Here we go, he’ll turn off the charm and turn into a douche. I’m sure Sam is doing the countdown in his head. “Yes sir, we must turn in the photo along with the explanation in to our corporate office. Our policy is for quality control and has nothing to do with being intrusive. May I see the picture?”
He pulls out his cell phone and scrolls through his pictures before holding it up for me to see. Sure enough, it’s a rash… on his ass! He took a selfie of his ass rash in the mirror. He is standing in his boxers and holding one side of them down and taking a picture with his other hand. I need to call Andy and tell her about this, she’s going to die laughing. Dammit! I can’t call her, because she’s dead.
“I need a print of the picture,” I snap. My mood has gone from good to pissed in two seconds.
“You really need a picture of my ass to give me a thirty-five dollar refund?”
I cock my head to the side, my go-to defense pose when I’m hiding my feelings from the world. “I didn’t write the rules, but I follow them.” This is the look Andy called my bitch-face.

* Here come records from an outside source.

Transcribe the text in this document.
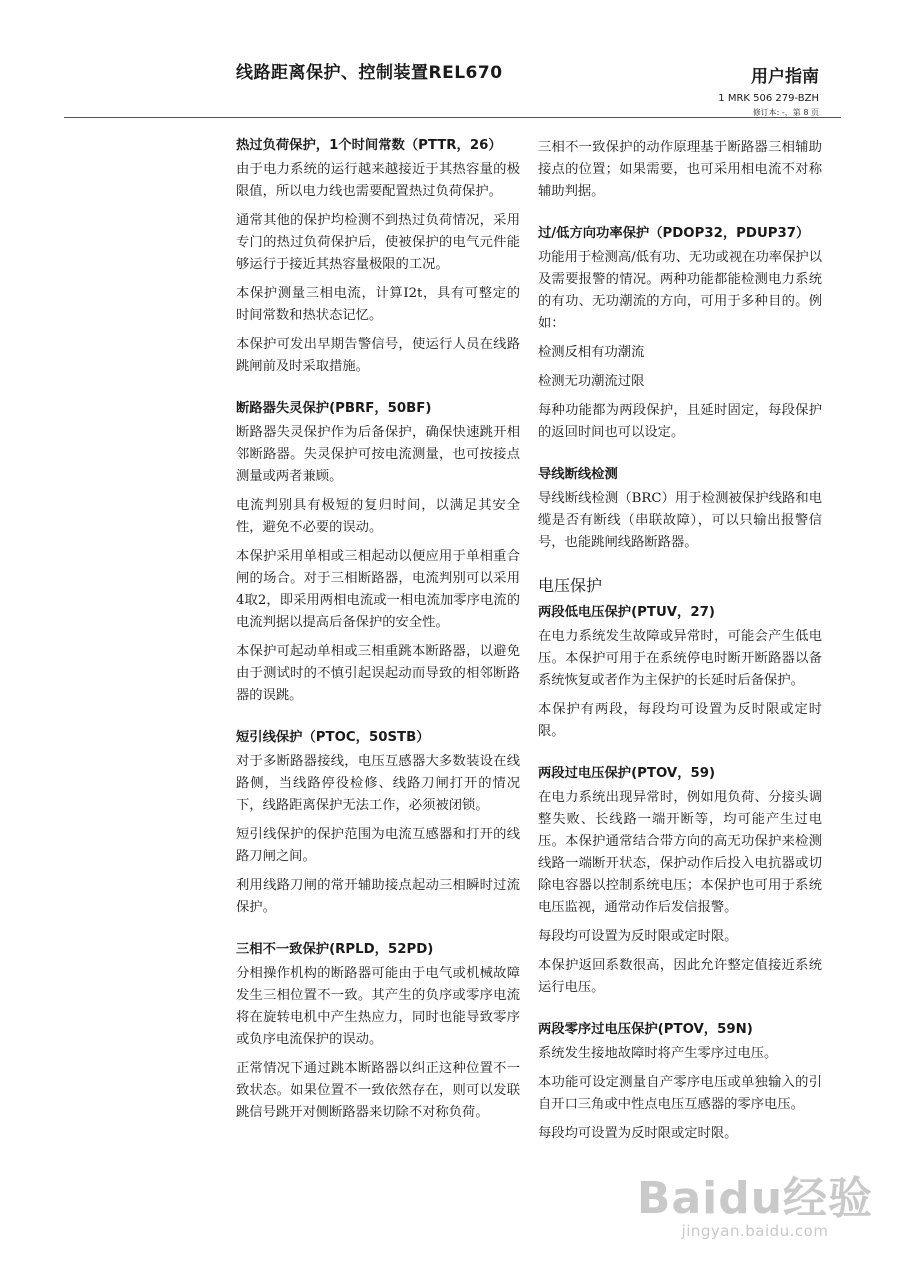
线路距离保护、控制装置REL670	用户指南
1 MRK 506 279-BZH
修订本: -，第 8 页
热过负荷保护，1个时间常数（PTTR，26）

由于电力系统的运行越来越接近于其热容量的极限值，所以电力线也需要配置热过负荷保护。

通常其他的保护均检测不到热过负荷情况，采用专门的热过负荷保护后，使被保护的电气元件能够运行于接近其热容量极限的工况。

本保护测量三相电流，计算I2t，具有可整定的时间常数和热状态记忆。

本保护可发出早期告警信号，使运行人员在线路跳闸前及时采取措施。

断路器失灵保护(PBRF，50BF)

断路器失灵保护作为后备保护，确保快速跳开相邻断路器。失灵保护可按电流测量，也可按接点测量或两者兼顾。

电流判别具有极短的复归时间，以满足其安全性，避免不必要的误动。

本保护采用单相或三相起动以便应用于单相重合闸的场合。对于三相断路器，电流判别可以采用4取2，即采用两相电流或一相电流加零序电流的电流判据以提高后备保护的安全性。

本保护可起动单相或三相重跳本断路器，以避免由于测试时的不慎引起误起动而导致的相邻断路器的误跳。

短引线保护（PTOC，50STB）

对于多断路器接线，电压互感器大多数装设在线路侧，当线路停役检修、线路刀闸打开的情况下，线路距离保护无法工作，必须被闭锁。

短引线保护的保护范围为电流互感器和打开的线路刀闸之间。

利用线路刀闸的常开辅助接点起动三相瞬时过流保护。

三相不一致保护(RPLD，52PD)

分相操作机构的断路器可能由于电气或机械故障发生三相位置不一致。其产生的负序或零序电流将在旋转电机中产生热应力，同时也能导致零序或负序电流保护的误动。

正常情况下通过跳本断路器以纠正这种位置不一致状态。如果位置不一致依然存在，则可以发联跳信号跳开对侧断路器来切除不对称负荷。

三相不一致保护的动作原理基于断路器三相辅助接点的位置；如果需要，也可采用相电流不对称辅助判据。

过/低方向功率保护（PDOP32，PDUP37）

功能用于检测高/低有功、无功或视在功率保护以及需要报警的情况。两种功能都能检测电力系统的有功、无功潮流的方向，可用于多种目的。例如：

检测反相有功潮流

检测无功潮流过限

每种功能都为两段保护，且延时固定，每段保护的返回时间也可以设定。

导线断线检测

导线断线检测（BRC）用于检测被保护线路和电缆是否有断线（串联故障），可以只输出报警信号，也能跳闸线路断路器。

电压保护
两段低电压保护(PTUV，27)

在电力系统发生故障或异常时，可能会产生低电压。本保护可用于在系统停电时断开断路器以备系统恢复或者作为主保护的长延时后备保护。

本保护有两段，每段均可设置为反时限或定时限。

两段过电压保护(PTOV，59)

在电力系统出现异常时，例如甩负荷、分接头调整失败、长线路一端开断等，均可能产生过电压。本保护通常结合带方向的高无功保护来检测线路一端断开状态，保护动作后投入电抗器或切除电容器以控制系统电压；本保护也可用于系统电压监视，通常动作后发信报警。

每段均可设置为反时限或定时限。

本保护返回系数很高，因此允许整定值接近系统运行电压。

两段零序过电压保护(PTOV，59N)

系统发生接地故障时将产生零序过电压。

本功能可设定测量自产零序电压或单独输入的引自开口三角或中性点电压互感器的零序电压。

每段均可设置为反时限或定时限。

Baidu经验
jingyan.baidu.com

“Look, I’m not going to go print off a picture of my ass to get a thirty-five dollar refund. You can keep the powder and the money.” He shakes his head back and forth before taking his receipt and folding it up neatly before returning it to his wallet.
I stand at the register and watch him walk out of the store.
“What happened?” Sam asks.
“Nothing, I’m following policy,” I reply nonchalantly.
Sam looks at me like he wasn’t buying it for an instant. “Holland, one minute you were okay and the next you flipped and were pissed off.”
“I didn’t flip.” I gather up my paperwork to tally out our sales for the day. My dad flips, I just get pissed.